Well, first of all, they are an ex-school system, and more than a few former pupils had to cut their teeth on the things. These days, however, they can scream at the crappy school peecees that the various know-nothing governers have foisted on todays' schools.
However, the main reason why a PFY (or a BOFH for that matter) might loathe and despise a RISC OS machine is the fact that they can't sod about with them like they do with a peesea. The damn things are pretty robust too. It's one of the lesser reasons why Acorn couldn't sell anything (if they aren't breaking, then the replacement market is likely to be a bit on the small side).
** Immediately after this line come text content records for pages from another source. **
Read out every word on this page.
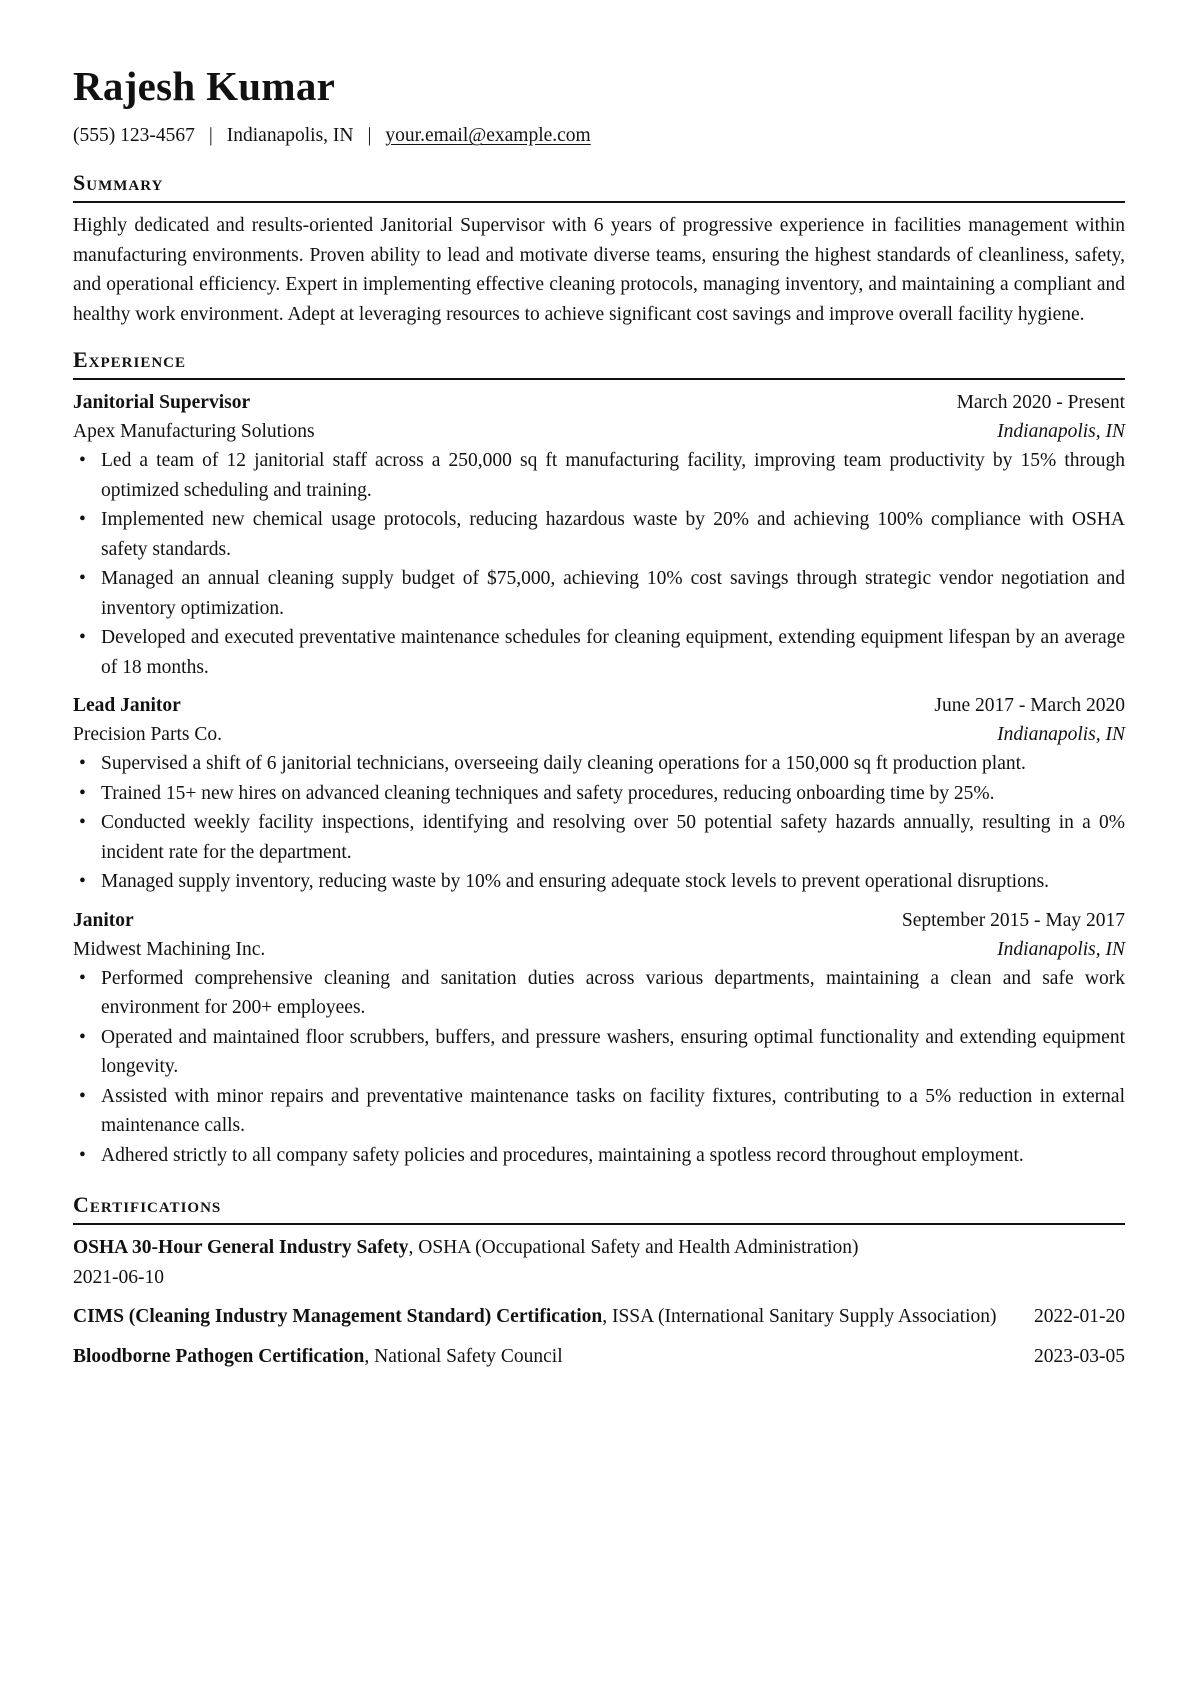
Rajesh Kumar
(555) 123-4567 | Indianapolis, IN | your.email@example.com
Summary

Highly dedicated and results-oriented Janitorial Supervisor with 6 years of progressive experience in facilities management within manufacturing environments. Proven ability to lead and motivate diverse teams, ensuring the highest standards of cleanliness, safety, and operational efficiency. Expert in implementing effective cleaning protocols, managing inventory, and maintaining a compliant and healthy work environment. Adept at leveraging resources to achieve significant cost savings and improve overall facility hygiene.

Experience
Janitorial Supervisor	March 2020 - Present
Apex Manufacturing Solutions	Indianapolis, IN
• Led a team of 12 janitorial staff across a 250,000 sq ft manufacturing facility, improving team productivity by 15% through optimized scheduling and training.
• Implemented new chemical usage protocols, reducing hazardous waste by 20% and achieving 100% compliance with OSHA safety standards.
• Managed an annual cleaning supply budget of $75,000, achieving 10% cost savings through strategic vendor negotiation and inventory optimization.
• Developed and executed preventative maintenance schedules for cleaning equipment, extending equipment lifespan by an average of 18 months.
Lead Janitor	June 2017 - March 2020
Precision Parts Co.	Indianapolis, IN
• Supervised a shift of 6 janitorial technicians, overseeing daily cleaning operations for a 150,000 sq ft production plant.
• Trained 15+ new hires on advanced cleaning techniques and safety procedures, reducing onboarding time by 25%.
• Conducted weekly facility inspections, identifying and resolving over 50 potential safety hazards annually, resulting in a 0% incident rate for the department.
• Managed supply inventory, reducing waste by 10% and ensuring adequate stock levels to prevent operational disruptions.
Janitor	September 2015 - May 2017
Midwest Machining Inc.	Indianapolis, IN
• Performed comprehensive cleaning and sanitation duties across various departments, maintaining a clean and safe work environment for 200+ employees.
• Operated and maintained floor scrubbers, buffers, and pressure washers, ensuring optimal functionality and extending equipment longevity.
• Assisted with minor repairs and preventative maintenance tasks on facility fixtures, contributing to a 5% reduction in external maintenance calls.
• Adhered strictly to all company safety policies and procedures, maintaining a spotless record throughout employment.
Certifications
OSHA 30-Hour General Industry Safety, OSHA (Occupational Safety and Health Administration)
2021-06-10
CIMS (Cleaning Industry Management Standard) Certification, ISSA (International Sanitary Supply Association) 2022-01-20
Bloodborne Pathogen Certification, National Safety Council	2023-03-05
Of course, Acorn's abysmal record on marketing didn't help!
And, for the record, if this is an Archimedes with an owl on it (the BBC IT Literacy owl is what I take this to be a reference to), you are talking about the kind of Acorn that hasn't seen the light of day in over 10 years now (the A3010, as I recall). Even current RISC OS users tend to scorn those old beasts!
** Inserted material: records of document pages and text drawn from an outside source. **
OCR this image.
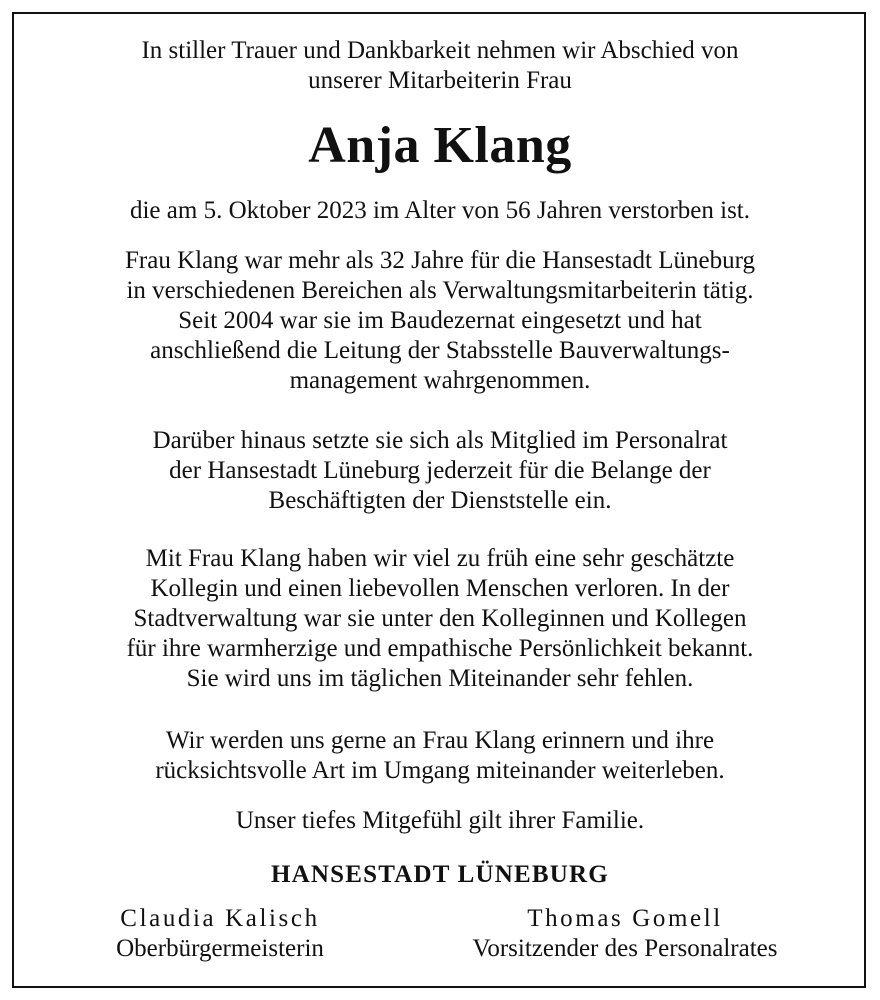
In stiller Trauer und Dankbarkeit nehmen wir Abschied von
unserer Mitarbeiterin Frau
Anja Klang
die am 5. Oktober 2023 im Alter von 56 Jahren verstorben ist.
Frau Klang war mehr als 32 Jahre für die Hansestadt Lüneburg
in verschiedenen Bereichen als Verwaltungsmitarbeiterin tätig.
Seit 2004 war sie im Baudezernat eingesetzt und hat
anschließend die Leitung der Stabsstelle Bauverwaltungs-
management wahrgenommen.
Darüber hinaus setzte sie sich als Mitglied im Personalrat
der Hansestadt Lüneburg jederzeit für die Belange der
Beschäftigten der Dienststelle ein.
Mit Frau Klang haben wir viel zu früh eine sehr geschätzte
Kollegin und einen liebevollen Menschen verloren. In der
Stadtverwaltung war sie unter den Kolleginnen und Kollegen
für ihre warmherzige und empathische Persönlichkeit bekannt.
Sie wird uns im täglichen Miteinander sehr fehlen.
Wir werden uns gerne an Frau Klang erinnern und ihre
rücksichtsvolle Art im Umgang miteinander weiterleben.
Unser tiefes Mitgefühl gilt ihrer Familie.
HANSESTADT LÜNEBURG
Claudia Kalisch
Oberbürgermeisterin
Thomas Gomell
Vorsitzender des Personalrates
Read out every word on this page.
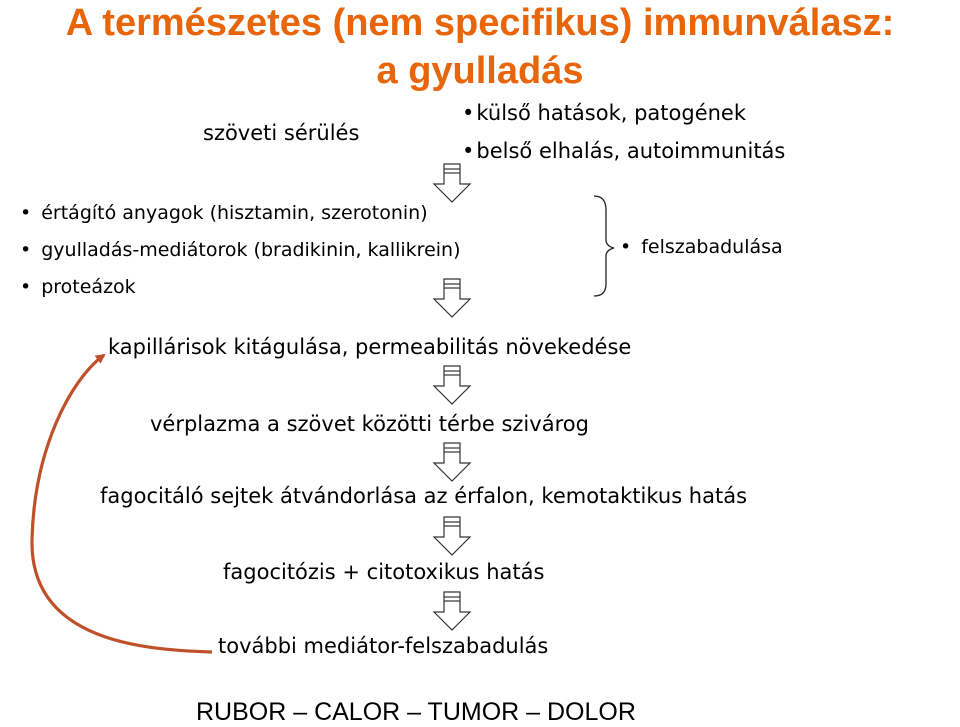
A természetes (nem specifikus) immunválasz:
a gyulladás
szöveti sérülés
• külső hatások, patogének
• belső elhalás, autoimmunitás
• értágító anyagok (hisztamin, szerotonin)
• gyulladás-mediátorok (bradikinin, kallikrein)
• proteázok
• felszabadulása
kapillárisok kitágulása, permeabilitás növekedése
vérplazma a szövet közötti térbe szivárog
fagocitáló sejtek átvándorlása az érfalon, kemotaktikus hatás
fagocitózis + citotoxikus hatás
további mediátor-felszabadulás
RUBOR – CALOR – TUMOR – DOLOR
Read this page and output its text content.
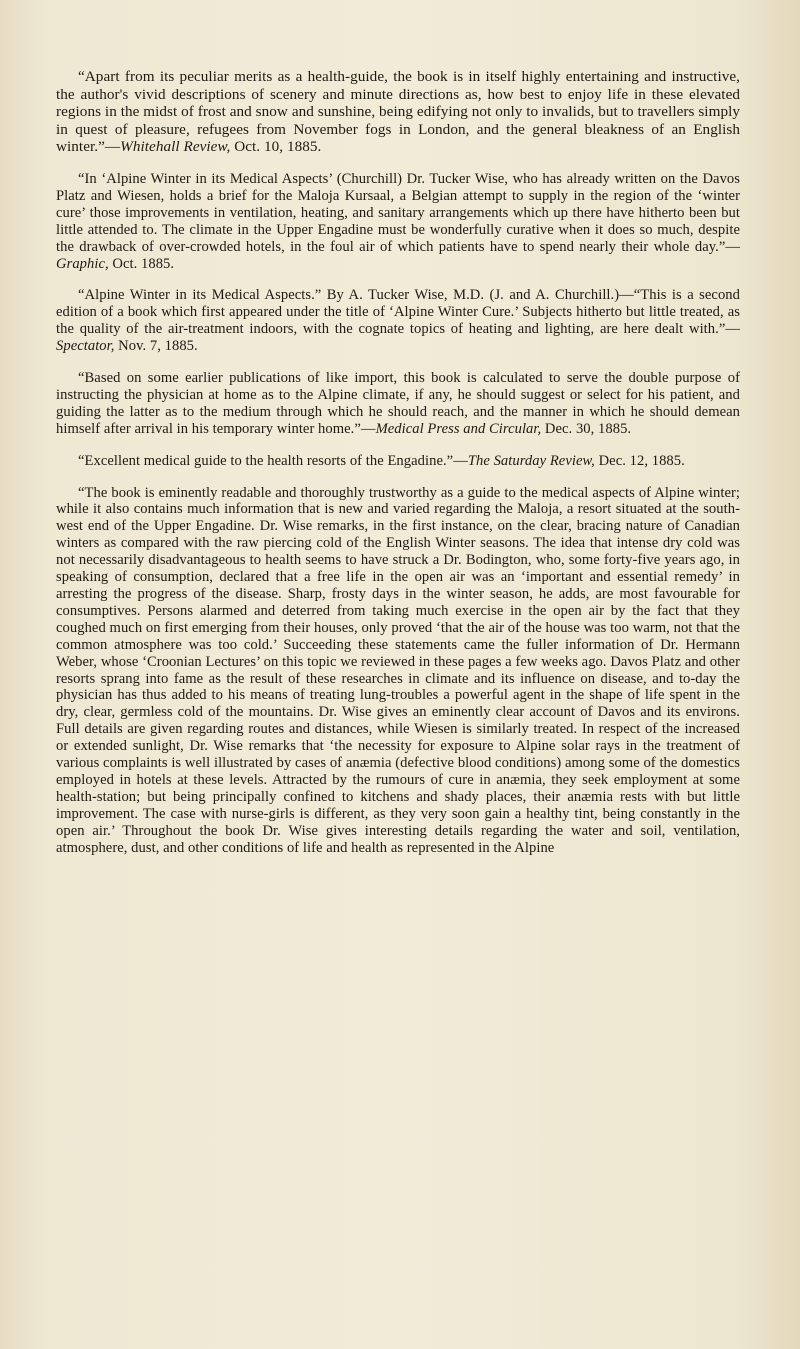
“Apart from its peculiar merits as a health-guide, the book is in itself highly entertaining and instructive, the author's vivid descriptions of scenery and minute directions as, how best to enjoy life in these elevated regions in the midst of frost and snow and sunshine, being edifying not only to invalids, but to travellers simply in quest of pleasure, refugees from November fogs in London, and the general bleakness of an English winter.”—Whitehall Review, Oct. 10, 1885.

“In ‘Alpine Winter in its Medical Aspects’ (Churchill) Dr. Tucker Wise, who has already written on the Davos Platz and Wiesen, holds a brief for the Maloja Kursaal, a Belgian attempt to supply in the region of the ‘winter cure’ those improvements in ventilation, heating, and sanitary arrangements which up there have hitherto been but little attended to. The climate in the Upper Engadine must be wonderfully curative when it does so much, despite the drawback of over-crowded hotels, in the foul air of which patients have to spend nearly their whole day.”—Graphic, Oct. 1885.

“Alpine Winter in its Medical Aspects.” By A. Tucker Wise, M.D. (J. and A. Churchill.)—“This is a second edition of a book which first appeared under the title of ‘Alpine Winter Cure.’ Subjects hitherto but little treated, as the quality of the air-treatment indoors, with the cognate topics of heating and lighting, are here dealt with.”—Spectator, Nov. 7, 1885.

“Based on some earlier publications of like import, this book is calculated to serve the double purpose of instructing the physician at home as to the Alpine climate, if any, he should suggest or select for his patient, and guiding the latter as to the medium through which he should reach, and the manner in which he should demean himself after arrival in his temporary winter home.”—Medical Press and Circular, Dec. 30, 1885.

“Excellent medical guide to the health resorts of the Engadine.”—The Saturday Review, Dec. 12, 1885.

“The book is eminently readable and thoroughly trustworthy as a guide to the medical aspects of Alpine winter; while it also contains much information that is new and varied regarding the Maloja, a resort situated at the south-west end of the Upper Engadine. Dr. Wise remarks, in the first instance, on the clear, bracing nature of Canadian winters as compared with the raw piercing cold of the English Winter seasons. The idea that intense dry cold was not necessarily disadvantageous to health seems to have struck a Dr. Bodington, who, some forty-five years ago, in speaking of consumption, declared that a free life in the open air was an ‘important and essential remedy’ in arresting the progress of the disease. Sharp, frosty days in the winter season, he adds, are most favourable for consumptives. Persons alarmed and deterred from taking much exercise in the open air by the fact that they coughed much on first emerging from their houses, only proved ‘that the air of the house was too warm, not that the common atmosphere was too cold.’ Succeeding these statements came the fuller information of Dr. Hermann Weber, whose ‘Croonian Lectures’ on this topic we reviewed in these pages a few weeks ago. Davos Platz and other resorts sprang into fame as the result of these researches in climate and its influence on disease, and to-day the physician has thus added to his means of treating lung-troubles a powerful agent in the shape of life spent in the dry, clear, germless cold of the mountains. Dr. Wise gives an eminently clear account of Davos and its environs. Full details are given regarding routes and distances, while Wiesen is similarly treated. In respect of the increased or extended sunlight, Dr. Wise remarks that ‘the necessity for exposure to Alpine solar rays in the treatment of various complaints is well illustrated by cases of anæmia (defective blood conditions) among some of the domestics employed in hotels at these levels. Attracted by the rumours of cure in anæmia, they seek employment at some health-station; but being principally confined to kitchens and shady places, their anæmia rests with but little improvement. The case with nurse-girls is different, as they very soon gain a healthy tint, being constantly in the open air.’ Throughout the book Dr. Wise gives interesting details regarding the water and soil, ventilation, atmosphere, dust, and other conditions of life and health as represented in the Alpine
"I also have an A3050 (I think, please don't flame me) with green keys, but it does not start Arthur any more. Gets stuck with a *OS prompt. It runs all OS commands, and if I remember, it will start Basic using the whole screen. I never got into RiscOS to know how to fix it. Any ideas?"
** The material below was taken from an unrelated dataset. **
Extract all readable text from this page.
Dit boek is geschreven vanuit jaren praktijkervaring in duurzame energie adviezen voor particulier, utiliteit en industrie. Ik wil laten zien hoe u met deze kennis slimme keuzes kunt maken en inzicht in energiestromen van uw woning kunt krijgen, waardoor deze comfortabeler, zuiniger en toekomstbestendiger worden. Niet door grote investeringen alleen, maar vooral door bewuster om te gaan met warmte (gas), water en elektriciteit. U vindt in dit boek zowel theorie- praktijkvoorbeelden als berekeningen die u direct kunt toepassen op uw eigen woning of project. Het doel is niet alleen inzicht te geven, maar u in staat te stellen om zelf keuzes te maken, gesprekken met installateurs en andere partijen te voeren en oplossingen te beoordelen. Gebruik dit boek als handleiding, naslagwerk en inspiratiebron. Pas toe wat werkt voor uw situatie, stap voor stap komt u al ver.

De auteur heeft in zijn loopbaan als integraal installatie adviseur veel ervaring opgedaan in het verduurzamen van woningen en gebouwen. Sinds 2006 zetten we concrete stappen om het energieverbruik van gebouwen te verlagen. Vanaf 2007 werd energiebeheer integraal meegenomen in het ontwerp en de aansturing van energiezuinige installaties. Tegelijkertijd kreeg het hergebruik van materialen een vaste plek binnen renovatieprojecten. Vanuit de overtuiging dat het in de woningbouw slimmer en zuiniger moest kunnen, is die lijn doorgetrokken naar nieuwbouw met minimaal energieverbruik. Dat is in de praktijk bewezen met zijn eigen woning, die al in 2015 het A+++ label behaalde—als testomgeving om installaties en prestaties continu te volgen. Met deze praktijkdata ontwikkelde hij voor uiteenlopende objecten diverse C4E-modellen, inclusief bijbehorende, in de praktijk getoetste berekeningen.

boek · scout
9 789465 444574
"It'd be either an A3010 or A3020, can't remember which one had the green keys."
It was, I recall, the A3010 that had the red keys. Actually, they were the same computer under the hood except that they had different components added during the last bit of manufacture reflecting their different target users. There was also the A4000 which used a similar board to the A3020 but in a case which looked like a half-height A5000. These all got killed off when the RISC PC came out.
I never heard of an A3050, the A3010/3020 being the last to use that series numbering. A305, certainly, especially if you are using Arthur!
All the way up to 11!
The big question is, is BofH a Kingdom of Loathing player or is he aware of that funky posse, Spinal Tap?
Does a working
Apple IIe make me anything? :P
Never was interested in Arch. Now NeXTstep, there was an OS.
Whatever happened to that exactly?
All the way up to 11
ben edwards: I'm betting that it's a Spinal Tap reference. Simon is old enough to know.
And for the SGI Irix workstation users out there reading the Reg (all 3 of them), open a shell and run:
@Anthony - OS X is the direct descendent of NeXT Step :)
Part of Steve Jobs return to Apple was Apple's purchase of NeXT.
NeXT Step made many contributions to the core foundation of OS X, which still uses the Mach O kernel.
Really, the BoFH should be clearer on the distinction between the older MacOS and OS X. As several folks of appropriate lineage have already observed, OS X is a true, formidable, and respectable *nix.
(With the completion of its full POSIX support, it is now even officially recognized as a true, fully-Unix OS.)
Wikipedia has a cursory discussion:
For more detail, while not completely up to date, there's an excellent discussion of it by Amit Singh on kernelthread.com at:
http://www.kernelthread.com/mac/osx/history.html , with a broader overview at
That's funny, that is. Ling you berr!
funny how the RISCpc OS way back then looks like ubuntu now........
funny how the x86 card could run win95 & win98 back then
funny you can emulate RISCpc OS on XP now
funny I tried RISCpc emulation just to remind myself back then
funny I will never see those 30 mins again now
Instructions given by Steve Medway did not work, unfortunatly. Holding Shift and Delete while turning on the power did! NVRAM must have been well and truly corrupt.
Desktop restored. Now all I need to do is find the application disk, and work out what I want to do with it.